Ordering a brandy, I carried it back to the table.
They both watched solemnly as I took a swallow. Then Espie said to Rachel, “Tell him.”
“You tell him,” Rachel said, recalcitrant all at once. In all the years of our association I’d never known her to be remotely tipsy. The weekend’s fallout had resulted in some stimulating moments.
Espie leaned across the table and whispered, “There is a rumor going around…” She started laughing, unable to finish. Fascinated, I studied the crinkling tattoo tear by her eye as she soundl
essly giggled.
“Holmes and Moriarty,” Rachel said, losing patience. “Christopher Holmes and Julian Xavier Moriarity. Someone finally noticed your last names, and the rumor going round is that this is all some kind of battle of wits between you and J.X.” She met Espie’s eyes, and they practically fell across the tabletop laughing.
When I had recovered enough to respond, I said, “Can’t these morons spell? His name is M-o-r-i-a-r-i-t-y not M-o-r-i-a-r-t-y.”
For some reason that struck them as even funnier.
“Holmes and Moriarity sitting in a tree, K-I-L-L-I-N-G,” sing-songed Espie. Rachel bent over the table, her nose just missing the fogged surface as her head bounced with giggles.
“Dear God,” I murmured.
“Elementary, my dear Holmes,” gulped Espie.
I swallowed the rest of my brandy and rose. “Is there any word from the sheriff’s department? When are they sending help? We’ve been cut off for three days.”
“Two and a half,” Rita said from behind the bar.

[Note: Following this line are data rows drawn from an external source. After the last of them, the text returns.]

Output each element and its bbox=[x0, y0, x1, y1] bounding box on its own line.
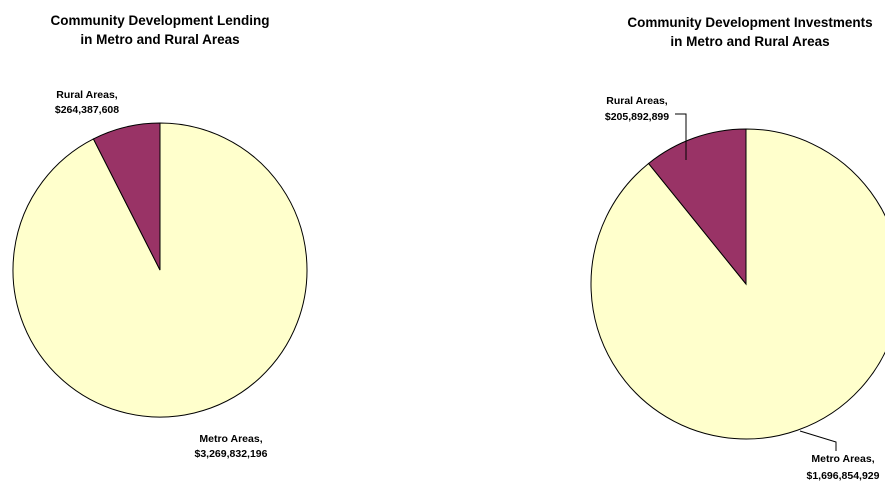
metro-leader-line bbox=[799, 430, 837, 451]
rural-slice bbox=[647, 128, 747, 286]
rural-slice-value-label: $205,892,899 bbox=[605, 111, 669, 123]
chart-title-line-2: in Metro and Rural Areas bbox=[670, 34, 830, 49]
metro-slice-label: Metro Areas, bbox=[811, 453, 874, 465]
chart-title-line-1: Community Development Investments bbox=[627, 15, 873, 30]
rural-slice bbox=[92, 122, 161, 271]
chart-title-line-2: in Metro and Rural Areas bbox=[80, 32, 240, 47]
lending-pie bbox=[12, 122, 308, 418]
metro-slice-value-label: $3,269,832,196 bbox=[195, 448, 268, 460]
rural-slice-label: Rural Areas, bbox=[56, 89, 118, 101]
metro-slice bbox=[590, 128, 885, 440]
investments-pie bbox=[590, 128, 885, 440]
chart-title-line-1: Community Development Lending bbox=[50, 13, 270, 28]
metro-slice-value-label: $1,696,854,929 bbox=[807, 470, 880, 482]
rural-leader-line bbox=[675, 113, 687, 160]
metro-slice-label: Metro Areas, bbox=[199, 433, 262, 445]
rural-slice-value-label: $264,387,608 bbox=[55, 104, 119, 116]
chart-title: Community Development Investments in Met… bbox=[600, 13, 885, 51]
chart-title: Community Development Lending in Metro a… bbox=[0, 11, 320, 49]
rural-slice-label: Rural Areas, bbox=[606, 95, 668, 107]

All at once I was very tired—and fresh out of ideas. I left Rachel and Espie cackling to themselves and wandered down to the reading room. The kid, Debbie, was in one of the overstuffed chairs reading furtively. She sat bolt upright when I walked in, and I saw the title of the paperback she held. Some Like it Haute by Peaches Sadler.
She moved to make her escape. I said, “Can you not run away? I swear to you I had nothing to do with anyone’s death. I’m as scared as you are.”
She sank back in her chair, eyeing me warily. “Then why does everyone think you did it?”
“They don’t. Now they think J.X. did it.”
I could see by her expression that she had heard that rumor. She scoffed. “No way. He’s not the type.”
“Ouch. But you think I am?”
She smiled reluctantly, although her gaze was still doubtful. “He got along with everyone. He was nice.”
“Yeah, he was.” My throat closed up, and I had to look away. It had to be the lack of sleep, but for a second I couldn’t say anything.